Tout eſt perdu, tant que vos agens ne ſeront que des protégés ou des hommes mal famés ; des protégés dont il s’agira de réparer la fortune par un brigandage éloigné ; des hommes mal famés qui iront cacher leur ignominie dans vos comptoirs ou vos factoreries. Il n’y a point de probité aſſez confirmée pour qu’on puiſſe, ſans incertitude, l’expoſer au paſſage de la ligne.

Si vous êtes juſtes, ſi vous êtes humains, on reſtera parmi vous ; on fera plus, on quittera des contrées éloignées pour vous aller trouver.

Inſtituez quelques jours de repos. Ayez des fêtes, mais purement civiles. Soyez bénis à jamais, ſi de ces fêtes la plus gaie ſe célèbre en mémoire de votre première deſcente dans la contrée.

Soyez fidèles aux traités que vous aurez conclus. Que votre allié y trouve ſon avantage, le ſeul garant légitime de leur durée. Si je ſuis lézé ou par mon ignorance, ou par votre ſubtilité, c’eſt en vain que j’aurai juré. Le ciel & la terre me relèveront de mon ſerment.

Tant que vous séparerez le bien de la nation qui vous aura reçu, de votre propre utilité, vous ſerez oppreſſeurs ; vous ſerez tyrans ; & ce n’eſt que par le ſeul titre de bienfaiteur qu’on ſe fait aimer.

Si celui qui habite à côté de vous enfonce ſon or ; ſoyez sûr que vous en êtes maudit.

À quoi bon vous oppoſer à une révolution éloignée, ſans doute, mais qui s’exécutera malgré vos efforts ? Il faut que le monde que vous avez envahi s’affranchiſſe de celui que vous habitez. Alors les mers ne sépareront plus que deux amis, que deux frères. Quel ſi grand malheur voyez-vous donc à cela, injuſtes, cruels, inflexibles tyrans ?
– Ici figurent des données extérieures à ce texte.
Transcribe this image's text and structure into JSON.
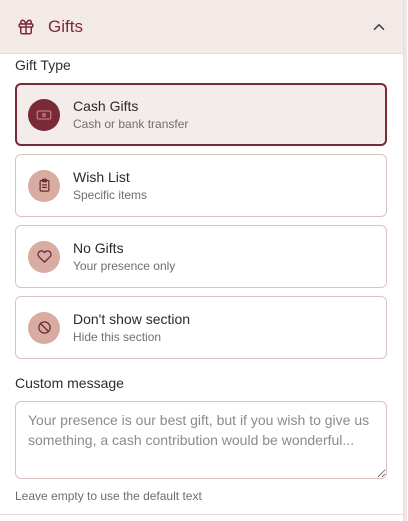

L’ouvrage de la ſageſſe n’eſt pas éternel : mais celui de la folie s’ébranle ſans ceſſe, & ne tarde pas à crouler. La première grave ſes caractères, ſes caractères durables ſur le rocher ; la ſeconde trace les ſiens ſur le ſable.

Des établiſſemens ont été formés & renversés ; des ruines ſe ſont entaſſées ſur des ruines ; des eſpaces peuplés ſont devenus déſerts ; des ports remplis de bâtimens ont été abandonnés ; des maſſes que le ſang avoit mal cimentées ſe ſont diſſoutes, ont mis à découvert les oſſemens confondus des meurtriers & des tyrans. Il ſemble que de contrée en contrée la proſpérité ſoit pourſuivie par un mauvais génie qui parle nos différentes langues, mais qui ordonne par-tout les mêmes déſastres.
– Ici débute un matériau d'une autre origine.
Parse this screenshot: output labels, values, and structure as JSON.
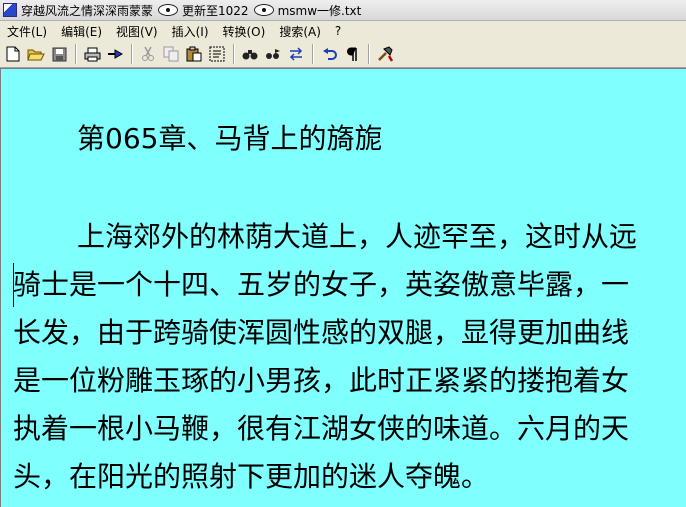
{
  "window": {
    "title_part1": "穿越风流之情深深雨蒙蒙",
    "title_part2": "更新至1022",
    "title_part3": "msmw一修.txt"
  },
  "menu": [
    {
      "label": "文件(L)"
    },
    {
      "label": "编辑(E)"
    },
    {
      "label": "视图(V)"
    },
    {
      "label": "插入(I)"
    },
    {
      "label": "转换(O)"
    },
    {
      "label": "搜索(A)"
    },
    {
      "label": "?"
    }
  ],
  "toolbar": {
    "icons": [
      "new-file-icon",
      "open-folder-icon",
      "save-icon",
      "print-icon",
      "pin-icon",
      "cut-icon",
      "copy-icon",
      "paste-icon",
      "select-all-icon",
      "find-icon",
      "find-next-icon",
      "replace-icon",
      "undo-icon",
      "paragraph-icon",
      "tools-icon"
    ]
  },
  "document": {
    "chapter_title": "第065章、马背上的旖旎",
    "lines": [
      "上海郊外的林荫大道上，人迹罕至，这时从远",
      "骑士是一个十四、五岁的女子，英姿傲意毕露，一",
      "长发，由于跨骑使浑圆性感的双腿，显得更加曲线",
      "是一位粉雕玉琢的小男孩，此时正紧紧的搂抱着女",
      "执着一根小马鞭，很有江湖女侠的味道。六月的天",
      "头，在阳光的照射下更加的迷人夺魄。"
    ]
  },
  "colors": {
    "editor_background": "#80ffff",
    "text": "#000000"
  }
}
Que le ſpectacle des fureurs, que nous exerçons les uns contre les autres, cesse enfin d’en venger & d’en réjouir les premières victimes.

Puissent ces idées jetées sans art & dans l’ordre où elles se sont présentées, faire une impression profonde & durable ! Veuille le ciel que je n’aie plus qu’à célébrer votre modération & votre sagesse : car la louange est douce & le blâme est amer à mon cœur. Voyons maintenant quelle a été la conduite des puissances du Nord de l’Europe, pour tenter de prendre part au commerce de l’Asie : car le luxe, en pénétrant aussi dans ces contrées de fer & de glace, leur a fait envier les richesses & les jouissances des autres nations.

Fin du quatrième Livre.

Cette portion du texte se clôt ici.